Während wir noch mitten in der Krise stecken, müssen wir verlangen, das Arbeiter*innen, welche essentielle Dienste erbringen wie unsere Krankenpfleger*innen, unsere Lebensmittelarbeiter*innen, unsere Ärzt*innen, unsere Putzfachkräfte, unsere Müllwerker*innen – in überwiegender Mehrheit Frauen – die Würde und die Löhne erhalten, die sie verdienen. Börsenmakler*innen und Investmentbanker*innen haben es auf keine Liste der «essentiellen Arbeiter*innen» irgendeines Staates geschafft. Als Feminist*innen sollten wir verlangen, dass die Einkommenselite jetzt und für immer ihre Nützlichkeit reflektiert.

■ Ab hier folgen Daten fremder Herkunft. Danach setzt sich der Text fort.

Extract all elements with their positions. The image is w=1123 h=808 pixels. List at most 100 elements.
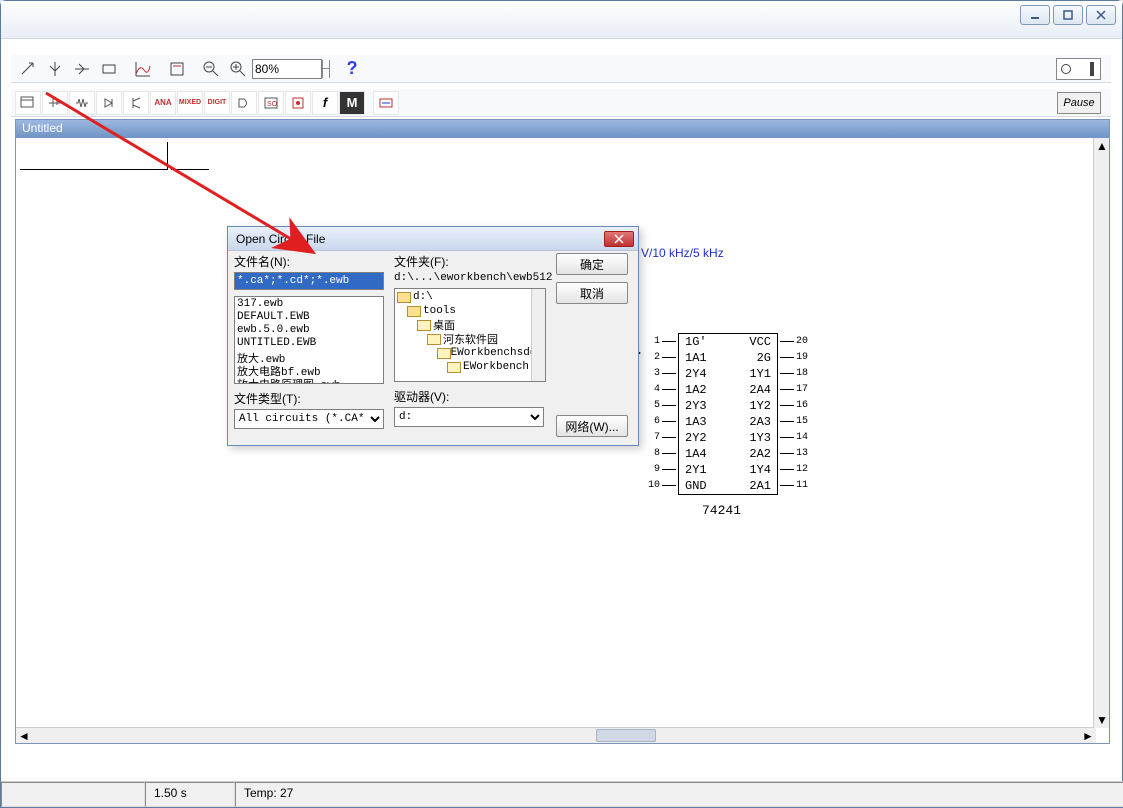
tree-node[interactable]: d:\ (397, 290, 543, 304)
pin-right: 19 (778, 349, 826, 365)
canvas-frame-2 (171, 142, 209, 170)
titlebar (1, 1, 1122, 39)
pin-right: 12 (778, 461, 826, 477)
cancel-button[interactable]: 取消 (556, 282, 628, 304)
rotate-cw-icon[interactable] (15, 57, 41, 81)
mixed-ics-icon[interactable]: MIXED (177, 91, 203, 115)
diodes-icon[interactable] (96, 91, 122, 115)
chip-pin-row: 1A12G (679, 350, 777, 366)
maximize-button[interactable] (1053, 5, 1083, 25)
pin-left: 9 (630, 461, 678, 477)
file-list[interactable]: 317.ewbDEFAULT.EWBewb.5.0.ewbUNTITLED.EW… (234, 296, 384, 384)
tree-node[interactable]: EWorkbench (397, 360, 543, 374)
help-button[interactable]: ? (338, 58, 366, 80)
instruments-icon[interactable] (373, 91, 399, 115)
chip-pin-row: 1G'VCC (679, 334, 777, 350)
filetype-select[interactable]: All circuits (*.CA* (234, 409, 384, 429)
minimize-button[interactable] (1020, 5, 1050, 25)
zoom-select[interactable] (252, 59, 322, 79)
drive-select[interactable]: d: (394, 407, 544, 427)
indicators-icon[interactable] (285, 91, 311, 115)
chip-pin-row: 2Y41Y1 (679, 366, 777, 382)
zoom-spinner[interactable] (322, 60, 330, 78)
file-list-item[interactable]: 放大电路原理图.ewb (237, 376, 381, 384)
favorites-icon[interactable] (15, 91, 41, 115)
misc-m-icon[interactable]: M (339, 91, 365, 115)
vertical-scrollbar[interactable]: ▲ ▼ (1093, 138, 1109, 728)
tree-node[interactable]: tools (397, 304, 543, 318)
run-switch[interactable] (1056, 58, 1101, 80)
file-list-item[interactable]: DEFAULT.EWB (237, 311, 381, 324)
status-bar: 1.50 s Temp: 27 (1, 781, 1123, 807)
tree-node-label: tools (423, 305, 456, 317)
folder-icon (437, 348, 449, 359)
ok-button[interactable]: 确定 (556, 253, 628, 275)
flip-v-icon[interactable] (69, 57, 95, 81)
chip-pin-row: 1A32A3 (679, 414, 777, 430)
scroll-down-icon[interactable]: ▼ (1094, 712, 1110, 728)
scroll-thumb[interactable] (596, 729, 656, 742)
chip-pin-row: GND2A1 (679, 478, 777, 494)
properties-icon[interactable] (164, 57, 190, 81)
tree-node-label: d:\ (413, 291, 433, 303)
tree-node-label: EWorkbench (463, 361, 529, 373)
signal-label: V/10 kHz/5 kHz (641, 246, 724, 260)
tree-node[interactable]: EWorkbenchsdqh (397, 346, 543, 360)
tree-node-label: 河东软件园 (443, 331, 498, 347)
file-list-item[interactable]: 317.ewb (237, 298, 381, 311)
horizontal-scrollbar[interactable]: ◄ ► (16, 727, 1096, 743)
pin-right: 11 (778, 477, 826, 493)
filetype-label: 文件类型(T): (234, 390, 386, 407)
pin-right: 17 (778, 381, 826, 397)
folder-icon (397, 292, 411, 303)
dialog-close-button[interactable] (604, 231, 634, 247)
canvas-frame-1 (20, 142, 168, 170)
folder-icon (417, 320, 431, 331)
open-file-dialog: Open Circuit File 文件名(N): 317.ewbDEFAULT… (227, 226, 639, 446)
scroll-left-icon[interactable]: ◄ (16, 728, 32, 744)
file-list-item[interactable]: ewb.5.0.ewb (237, 324, 381, 337)
tree-node-label: EWorkbenchsdqh (451, 347, 543, 359)
pin-left: 10 (630, 477, 678, 493)
zoom-out-icon[interactable] (198, 57, 224, 81)
controls-f-icon[interactable]: f (312, 91, 338, 115)
chip-pin-row: 1A42A2 (679, 446, 777, 462)
status-cell-1 (1, 782, 145, 807)
analog-ics-icon[interactable]: ANA (150, 91, 176, 115)
folder-tree[interactable]: d:\ tools桌面河东软件园EWorkbenchsdqh EWorkbench (394, 288, 546, 382)
component-toolbar: ANA MIXED DIGIT SO f M Pause (11, 89, 1111, 117)
scroll-right-icon[interactable]: ► (1080, 728, 1096, 744)
graph-icon[interactable] (130, 57, 156, 81)
zoom-in-icon[interactable] (225, 57, 251, 81)
subcircuit-icon[interactable] (96, 57, 122, 81)
tree-node[interactable]: 桌面 (397, 318, 543, 332)
scroll-up-icon[interactable]: ▲ (1094, 138, 1110, 154)
transistors-icon[interactable] (123, 91, 149, 115)
digital-ics-icon[interactable]: DIGIT (204, 91, 230, 115)
ic-label: 74241 (702, 503, 741, 518)
pin-right: 18 (778, 365, 826, 381)
filename-label: 文件名(N): (234, 253, 386, 270)
tree-node[interactable]: 河东软件园 (397, 332, 543, 346)
drive-label: 驱动器(V): (394, 388, 549, 405)
basic-icon[interactable] (69, 91, 95, 115)
file-list-item[interactable]: UNTITLED.EWB (237, 337, 381, 350)
pause-button[interactable]: Pause (1057, 92, 1101, 114)
workspace-titlebar[interactable]: Untitled (16, 120, 1109, 138)
logic-gates-icon[interactable] (231, 91, 257, 115)
digital-icon[interactable]: SO (258, 91, 284, 115)
close-button[interactable] (1086, 5, 1116, 25)
dialog-titlebar[interactable]: Open Circuit File (228, 227, 638, 251)
file-list-item[interactable]: 放大电路bf.ewb (237, 363, 381, 376)
pin-right: 15 (778, 413, 826, 429)
tree-scrollbar[interactable] (531, 289, 545, 381)
chip-pin-row: 1A22A4 (679, 382, 777, 398)
chip-pin-row: 2Y21Y3 (679, 430, 777, 446)
filename-input[interactable] (234, 272, 384, 290)
dialog-title: Open Circuit File (236, 232, 325, 246)
sources-icon[interactable] (42, 91, 68, 115)
file-list-item[interactable]: 放大.ewb (237, 350, 381, 363)
pin-right: 13 (778, 445, 826, 461)
network-button[interactable]: 网络(W)... (556, 415, 628, 437)
flip-h-icon[interactable] (42, 57, 68, 81)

Aber sobald die Pandemiekrise vorbeigeht, können wir nicht einfach zum «business as usual» zurückkehren. Wir müssen verlangen, dass nicht mehr der Kapitalismus unsere Leben in die Krise versetzt, sondern wir seine Dynamik des Schaffens von Profit über dem Schaffen von Leben in eine Krise versetzen. Damit Leben und Lebensschaffung zur Basis der sozialen Organisation werden, zum Gedeihen der Vielen anstatt zum Wohlstand der Wenigen.